Traditional bridge replacement requires lane closures and traffic impediments for many times a month a more, says Rick Chestnut, a principal at Terracon Engineering. However, with the I-215 at 3300 South bridge project, UDOT did a benefit-cost analysis of the project, known as the “delta” cost. It determined that using ABC technology would make a significant difference to the motoring public.
When the UDOT put the structural repair of the bridge up for bid a requirement was to minimize delays. Utah’s I-15 is the major corridor and I-215 wraps around it, making both highways major arteries. Shutting down the area or even rerouting traffic temporarily would be a major undertaking and severely interrupt traffic. That’s why Ralph Wadsworth Construction, the contractor that UDOT ultimately awarded the job, proposed the project using ABC technology incorporating Geofoam (manufactured by ACH Foam) to minimize traffic impact. Just a year before, the I-215 bridge at 4500 South project also was completed through ABC by the same contractor.
“By using rapid replacement techniques, we only shut down I-215 for 19-1/2 hours,” Bryan Jensen, field engineer with Draper, Utah-based Ralph Wadsworth Construction, points out. “After we reopened I-215, we finished the tie-ins and turned the bridge over to UDOT for use within eight days. According to UDOT, this was the fastest single-span bridge replacement. The rapid techniques allowed us to finish the bridge all within a short time frame instead of months of lane shifts and road restrictions.”
Jensen notes that UDOT would only allow a window of 54 hours during with the bridge could be shutdown. “We accepted the challenge to do it,” he says. Jensen is quick to point out, “With this project, it wasn’t just about cost. UDOT was really good about considering the public’s own time to make sure they aren’t sitting in cars stuck behind orange barrels.”

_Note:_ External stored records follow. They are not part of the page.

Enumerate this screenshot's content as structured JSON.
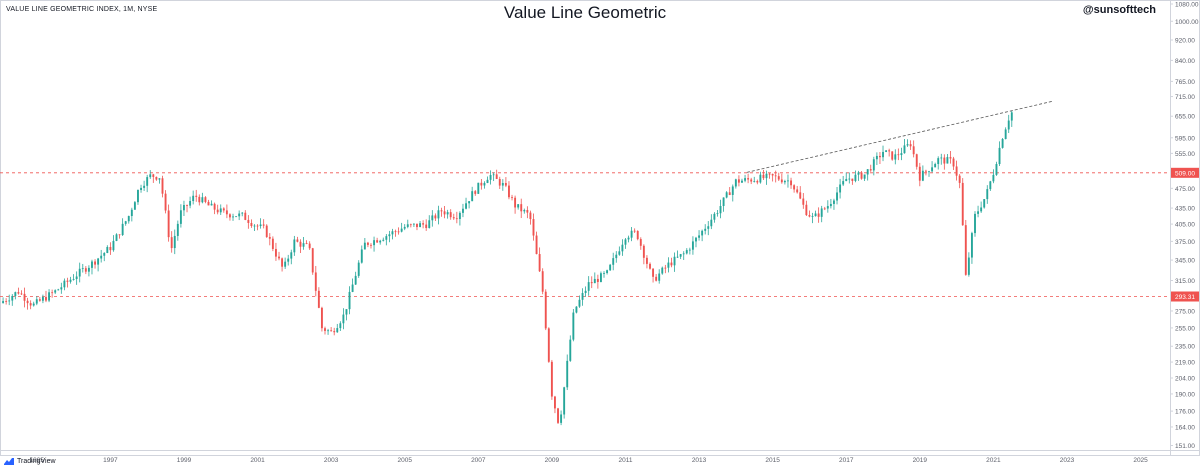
{
  "header": {
    "symbol_line": "VALUE LINE GEOMETRIC INDEX, 1M, NYSE",
    "title": "Value Line Geometric",
    "handle": "@sunsofttech"
  },
  "footer": {
    "brand": "TradingView",
    "brand_icon": "tradingview-logo-icon"
  },
  "colors": {
    "up": "#26a69a",
    "down": "#ef5350",
    "hline": "#ef5350",
    "trendline": "#555555",
    "axis_text": "#5d606b",
    "border": "#d1d4dc"
  },
  "chart_data": {
    "type": "candlestick",
    "y_scale": "log",
    "ylim": [
      148,
      1080
    ],
    "y_ticks": [
      151,
      164,
      176,
      190,
      204,
      219,
      235,
      255,
      275,
      315,
      345,
      375,
      405,
      435,
      475,
      555,
      595,
      655,
      715,
      765,
      840,
      920,
      1000,
      1080
    ],
    "xlim": [
      1994.0,
      2025.8
    ],
    "x_ticks": [
      "1995",
      "1997",
      "1999",
      "2001",
      "2003",
      "2005",
      "2007",
      "2009",
      "2011",
      "2013",
      "2015",
      "2017",
      "2019",
      "2021",
      "2023",
      "2025"
    ],
    "horizontal_levels": [
      {
        "value": 509.0,
        "label": "509.00"
      },
      {
        "value": 293.31,
        "label": "293.31"
      }
    ],
    "trendline": {
      "from": {
        "x": 2014.3,
        "y": 510
      },
      "to": {
        "x": 2022.6,
        "y": 700
      }
    },
    "close_path": [
      [
        1994.0,
        285
      ],
      [
        1994.5,
        300
      ],
      [
        1994.9,
        282
      ],
      [
        1995.5,
        300
      ],
      [
        1996.0,
        320
      ],
      [
        1996.5,
        340
      ],
      [
        1997.0,
        365
      ],
      [
        1997.5,
        420
      ],
      [
        1997.8,
        480
      ],
      [
        1998.1,
        503
      ],
      [
        1998.35,
        500
      ],
      [
        1998.65,
        360
      ],
      [
        1998.9,
        425
      ],
      [
        1999.3,
        460
      ],
      [
        1999.7,
        438
      ],
      [
        2000.1,
        425
      ],
      [
        2000.6,
        420
      ],
      [
        2000.9,
        405
      ],
      [
        2001.2,
        395
      ],
      [
        2001.7,
        330
      ],
      [
        2002.0,
        375
      ],
      [
        2002.4,
        365
      ],
      [
        2002.75,
        255
      ],
      [
        2003.0,
        250
      ],
      [
        2003.35,
        270
      ],
      [
        2003.9,
        370
      ],
      [
        2004.5,
        385
      ],
      [
        2005.0,
        400
      ],
      [
        2005.6,
        405
      ],
      [
        2006.0,
        430
      ],
      [
        2006.4,
        420
      ],
      [
        2006.9,
        470
      ],
      [
        2007.3,
        505
      ],
      [
        2007.7,
        480
      ],
      [
        2008.0,
        440
      ],
      [
        2008.4,
        420
      ],
      [
        2008.75,
        300
      ],
      [
        2009.0,
        190
      ],
      [
        2009.2,
        165
      ],
      [
        2009.6,
        275
      ],
      [
        2010.0,
        310
      ],
      [
        2010.5,
        325
      ],
      [
        2011.0,
        385
      ],
      [
        2011.3,
        390
      ],
      [
        2011.75,
        315
      ],
      [
        2012.2,
        340
      ],
      [
        2012.6,
        355
      ],
      [
        2013.0,
        385
      ],
      [
        2013.5,
        430
      ],
      [
        2014.0,
        490
      ],
      [
        2014.5,
        495
      ],
      [
        2015.0,
        500
      ],
      [
        2015.5,
        490
      ],
      [
        2015.9,
        430
      ],
      [
        2016.1,
        415
      ],
      [
        2016.5,
        440
      ],
      [
        2017.0,
        495
      ],
      [
        2017.5,
        505
      ],
      [
        2018.0,
        560
      ],
      [
        2018.3,
        545
      ],
      [
        2018.75,
        580
      ],
      [
        2019.0,
        500
      ],
      [
        2019.5,
        540
      ],
      [
        2019.9,
        535
      ],
      [
        2020.1,
        480
      ],
      [
        2020.25,
        320
      ],
      [
        2020.5,
        420
      ],
      [
        2020.8,
        460
      ],
      [
        2021.0,
        510
      ],
      [
        2021.25,
        600
      ],
      [
        2021.45,
        660
      ],
      [
        2021.55,
        672
      ]
    ]
  }
}
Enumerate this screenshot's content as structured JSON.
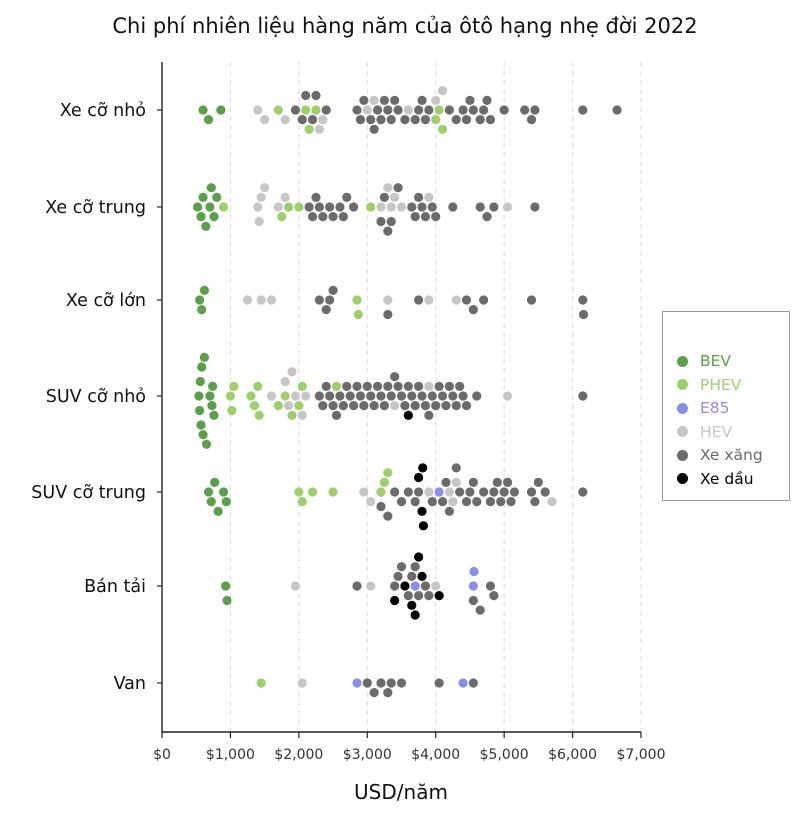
{
  "chart_data": {
    "type": "scatter",
    "subtype": "beeswarm",
    "title": "Chi phí nhiên liệu hàng năm của ôtô hạng nhẹ đời 2022",
    "xlabel": "USD/năm",
    "ylabel": "",
    "xlim": [
      0,
      7000
    ],
    "x_ticks": [
      0,
      1000,
      2000,
      3000,
      4000,
      5000,
      6000,
      7000
    ],
    "x_tick_labels": [
      "$0",
      "$1,000",
      "$2,000",
      "$3,000",
      "$4,000",
      "$5,000",
      "$6,000",
      "$7,000"
    ],
    "grid": "vertical dashed",
    "legend_position": "right",
    "categories": [
      "Xe cỡ nhỏ",
      "Xe cỡ trung",
      "Xe cỡ lớn",
      "SUV cỡ nhỏ",
      "SUV cỡ trung",
      "Bán tải",
      "Van"
    ],
    "series": [
      {
        "name": "BEV",
        "color": "#5aa04a",
        "values": {
          "Xe cỡ nhỏ": [
            600,
            680,
            860
          ],
          "Xe cỡ trung": [
            520,
            570,
            600,
            640,
            700,
            720,
            760,
            800
          ],
          "Xe cỡ lớn": [
            550,
            580,
            620
          ],
          "SUV cỡ nhỏ": [
            540,
            550,
            560,
            570,
            580,
            600,
            620,
            650,
            700,
            730,
            740,
            760
          ],
          "SUV cỡ trung": [
            680,
            720,
            770,
            820,
            900,
            940
          ],
          "Bán tải": [
            930,
            950
          ],
          "Van": []
        }
      },
      {
        "name": "PHEV",
        "color": "#9fcf6a",
        "values": {
          "Xe cỡ nhỏ": [
            1700,
            2100,
            2150,
            2250,
            4000,
            4050,
            4100
          ],
          "Xe cỡ trung": [
            900,
            1750,
            1850,
            2000,
            3050
          ],
          "Xe cỡ lớn": [
            2850,
            2870
          ],
          "SUV cỡ nhỏ": [
            1000,
            1020,
            1050,
            1300,
            1350,
            1400,
            1420,
            1700,
            1800,
            1900,
            2000,
            2050,
            2550
          ],
          "SUV cỡ trung": [
            2000,
            2050,
            2200,
            2500,
            3200,
            3250,
            3300
          ],
          "Bán tải": [],
          "Van": [
            1450
          ]
        }
      },
      {
        "name": "E85",
        "color": "#8a8ee8",
        "values": {
          "Xe cỡ nhỏ": [],
          "Xe cỡ trung": [],
          "Xe cỡ lớn": [],
          "SUV cỡ nhỏ": [],
          "SUV cỡ trung": [
            4050
          ],
          "Bán tải": [
            3700,
            4550,
            4560
          ],
          "Van": [
            2850,
            4400
          ]
        }
      },
      {
        "name": "HEV",
        "color": "#c6c6c6",
        "values": {
          "Xe cỡ nhỏ": [
            1400,
            1500,
            1800,
            2300,
            2350,
            3000,
            3100,
            3600,
            4000,
            4100
          ],
          "Xe cỡ trung": [
            1400,
            1420,
            1450,
            1500,
            1700,
            1800,
            3200,
            3300,
            3350,
            3400,
            3500,
            3900,
            5050
          ],
          "Xe cỡ lớn": [
            1250,
            1450,
            1600,
            3300,
            3900,
            4300
          ],
          "SUV cỡ nhỏ": [
            1600,
            1800,
            1850,
            1900,
            1950,
            2050,
            2100,
            3400,
            3900,
            5050
          ],
          "SUV cỡ trung": [
            2950,
            3050,
            3900,
            4200,
            4250,
            4300,
            5700
          ],
          "Bán tải": [
            1950,
            3050,
            4000
          ],
          "Van": [
            2050
          ]
        }
      },
      {
        "name": "Xe xăng",
        "color": "#6b6b6b",
        "values": {
          "Xe cỡ nhỏ": [
            1950,
            2050,
            2100,
            2200,
            2250,
            2400,
            2850,
            2900,
            2950,
            3050,
            3100,
            3150,
            3200,
            3250,
            3300,
            3350,
            3400,
            3450,
            3550,
            3700,
            3750,
            3800,
            3850,
            3900,
            4200,
            4300,
            4400,
            4450,
            4500,
            4550,
            4650,
            4700,
            4750,
            4800,
            5000,
            5300,
            5400,
            5450,
            6150,
            6650
          ],
          "Xe cỡ trung": [
            2150,
            2200,
            2250,
            2300,
            2350,
            2450,
            2500,
            2600,
            2650,
            2700,
            2800,
            3200,
            3250,
            3300,
            3350,
            3450,
            3650,
            3700,
            3750,
            3800,
            3850,
            3950,
            4000,
            4250,
            4650,
            4750,
            4850,
            5450
          ],
          "Xe cỡ lớn": [
            2300,
            2400,
            2450,
            2500,
            3300,
            3750,
            4450,
            4550,
            4700,
            5400,
            6150,
            6160
          ],
          "SUV cỡ nhỏ": [
            2300,
            2350,
            2400,
            2450,
            2500,
            2550,
            2600,
            2650,
            2700,
            2750,
            2800,
            2850,
            2900,
            2950,
            3000,
            3050,
            3100,
            3150,
            3200,
            3250,
            3300,
            3350,
            3400,
            3450,
            3500,
            3550,
            3600,
            3650,
            3700,
            3750,
            3800,
            3850,
            3900,
            3950,
            4000,
            4050,
            4100,
            4150,
            4200,
            4250,
            4300,
            4350,
            4400,
            4450,
            4600,
            6150
          ],
          "SUV cỡ trung": [
            3200,
            3300,
            3400,
            3500,
            3600,
            3700,
            3750,
            3950,
            4100,
            4150,
            4200,
            4300,
            4350,
            4450,
            4500,
            4550,
            4600,
            4700,
            4800,
            4850,
            4900,
            4950,
            5000,
            5050,
            5100,
            5150,
            5400,
            5450,
            5500,
            5600,
            6150
          ],
          "Bán tải": [
            2850,
            3400,
            3450,
            3500,
            3600,
            3650,
            3700,
            3750,
            3850,
            3900,
            4550,
            4650,
            4800,
            4850
          ],
          "Van": [
            3000,
            3100,
            3200,
            3300,
            3350,
            3500,
            4050,
            4550
          ]
        }
      },
      {
        "name": "Xe dầu",
        "color": "#000000",
        "values": {
          "Xe cỡ nhỏ": [],
          "Xe cỡ trung": [],
          "Xe cỡ lớn": [],
          "SUV cỡ nhỏ": [
            3600
          ],
          "SUV cỡ trung": [
            3750,
            3800,
            3810,
            3820
          ],
          "Bán tải": [
            3400,
            3550,
            3650,
            3700,
            3750,
            3800,
            4050
          ],
          "Van": []
        }
      }
    ]
  }
}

Although the substructure and superstructure took several months to complete, the impact on users was minimal until the bridge was ready to be removed and replaced. The success of this project and the other ABC projects completed by UDOT has led to a statewide adoption of this technology. In fact, UDOT is in the process of awarding a $1.2 billion ABC project — a single design-build contract — to reconstruct 1-15 through Utah County.
UDOT has built/replaced 17 bridges using SPMTs, where sections of the bridge are built offsite and moved onsite by the special trailer transporters. The agency also has used several other methods of rapid replacement: It has completed five bridges where they were built adjacent to the existing bridge and then slid in place; two “drop in-place” bridges, where a superstructure is built and then cranes are used to put it into place and UDOT is currently working on its fourth and fifth bridge where all the components, including abutments, columns, bent caps, and decks, are pre-cast offsite and then hauled to the site.
“We’ve done a lot of tearing off of the old deck, where the existing girders are left in place and the deck is replaced using pre-cast deck panels,” Doehring says.